The most common vertical stripes on SMT stencil paper are created by plain weave curtains moving at high speed.
Although a plain weave curtain is microscopically a grid of interwoven warp and weft wires (for water permeability), its dense structure, combined with high-pressure water and high-speed operation, forms unique straight stripes:
Longitudinal Guidance: The longitudinal wires (warp) in the curtain are taut, acting like rails; transverse wires (weft) have a relatively weaker effect on fibers during high-speed movement. Combing into Lines: When high-pressure water hits the fibers, it cannot penetrate the dense metal wires, so it forces the fibers into the gaps between two longitudinal wires.
Macroscopically, fibers are smoothed and compacted by the water flow along the direction of the curtain's movement, forming a highly directional alignment. This structure endows the nonwoven fabric with excellent longitudinal tensile strength, making it highly resistant to breakage during high-speed roll-to-roll wiping on SMT printers.

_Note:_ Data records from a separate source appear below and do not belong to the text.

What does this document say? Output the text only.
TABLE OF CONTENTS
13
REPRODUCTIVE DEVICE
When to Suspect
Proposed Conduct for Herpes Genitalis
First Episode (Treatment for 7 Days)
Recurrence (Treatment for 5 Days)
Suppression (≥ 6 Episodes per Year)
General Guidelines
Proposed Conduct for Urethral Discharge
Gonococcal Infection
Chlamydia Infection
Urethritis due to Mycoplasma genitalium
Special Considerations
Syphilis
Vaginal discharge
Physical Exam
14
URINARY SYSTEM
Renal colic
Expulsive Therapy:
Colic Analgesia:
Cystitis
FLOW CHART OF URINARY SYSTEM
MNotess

IV. Formation of Mesh (Aperture) Pattern: "Pit-Filling Effect"
Changing the bottom mesh curtain can completely alter the texture. Using a curtain with thicker wires and larger holes creates a mesh pattern—essentially a "Pit-Filling Effect":
High Point Rebound (Hole Formation): The intersection nodes of warp and weft wires are "high points." When water needles hit here, the flow bounces or slides sideways, washing fibers away and leaving gaps (holes). Low Point Accumulation (Line Formation): The washed-away fibers gather and pile up in the "low points" (pits) in the center of the mesh holes, forming the solid lines of the fabric.
Mesh patterns are essentially created by water "hammering" fibers into the large pits of the curtain. This structure offers better air and water permeability, suitable for wiping scenarios requiring high breathability.

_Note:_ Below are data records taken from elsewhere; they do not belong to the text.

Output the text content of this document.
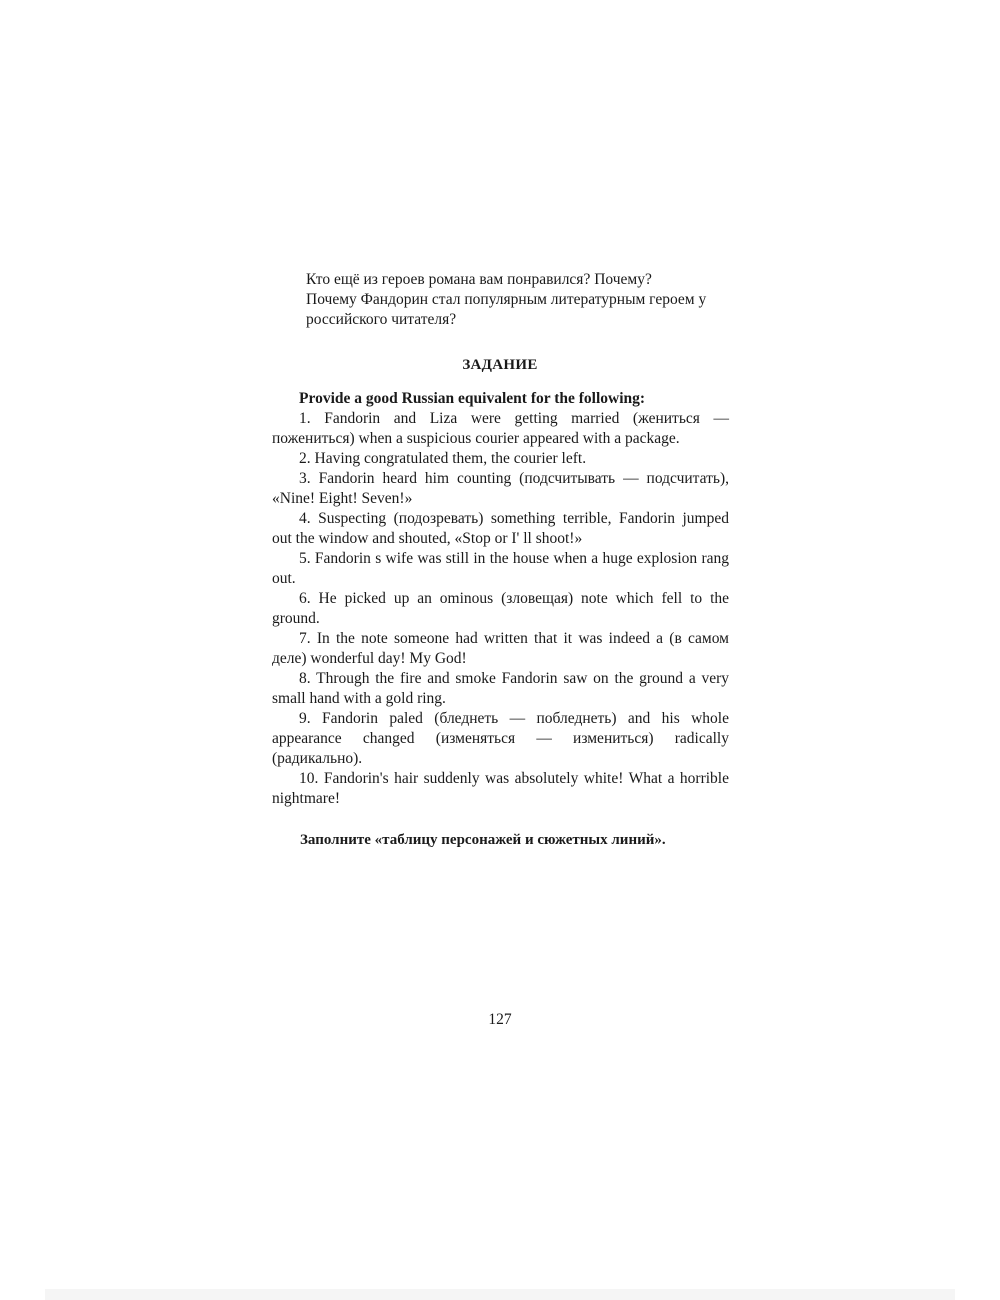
Кто ещё из героев романа вам понравился? Почему?

Почему Фандорин стал популярным литературным героем у российского читателя?

ЗАДАНИЕ

Provide a good Russian equivalent for the following:

1. Fandorin and Liza were getting married (жениться — пожениться) when a suspicious courier appeared with a package.

2. Having congratulated them, the courier left.

3. Fandorin heard him counting (подсчитывать — подсчитать), «Nine! Eight! Seven!»

4. Suspecting (подозревать) something terrible, Fandorin jumped out the window and shouted, «Stop or I' ll shoot!»

5. Fandorin s wife was still in the house when a huge explosion rang out.

6. He picked up an ominous (зловещая) note which fell to the ground.

7. In the note someone had written that it was indeed a (в самом деле) wonderful day! My God!

8. Through the fire and smoke Fandorin saw on the ground a very small hand with a gold ring.

9. Fandorin paled (бледнеть — побледнеть) and his whole appearance changed (изменяться — измениться) radically (радикально).

10. Fandorin's hair suddenly was absolutely white! What a horrible nightmare!

Заполните «таблицу персонажей и сюжетных линий».
127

Besides straight and mesh patterns, special texture curtains (like raised dots) can create pearl patterns, demonstrating the high plasticity of the spunlace process.
V. Subtle Relationship: Material, Basis Weight & Stripes
Beyond the curtain style, raw material ratio and basis weight also affect the visual effect of stripes.
SMT cleanroom paper usually employs a composite process of "Carding + Air-laid." Longer polyester fibers are laid into a web by a carding machine to form the skeleton; shorter woodpulp fibers (too short to card) are air-laid onto the polyester web. Finally, the two layers are hydroentangled together. This "Polyester + Woodpulp" hybrid structure ensures both toughness and liquid absorption.
The higher the basis weight of the cleanroom paper, the denser the stripes often appear. This is because the fiber density per unit area is higher, leading to tighter entanglement after spunlacing, resulting in a denser and clearer macroscopic texture.
Conclusion
The stripes on cleanroom wipes are the product of the interaction between the spunlace process, fiber physical properties, and the mechanical structure of the mesh curtain.
Straight grains represent directional fiber alignment and high longitudinal strength, making them the ideal choice for SMT roll-to-roll operations; mesh patterns reflect fiber accumulation and penetration under specific curtains, bringing better breathability.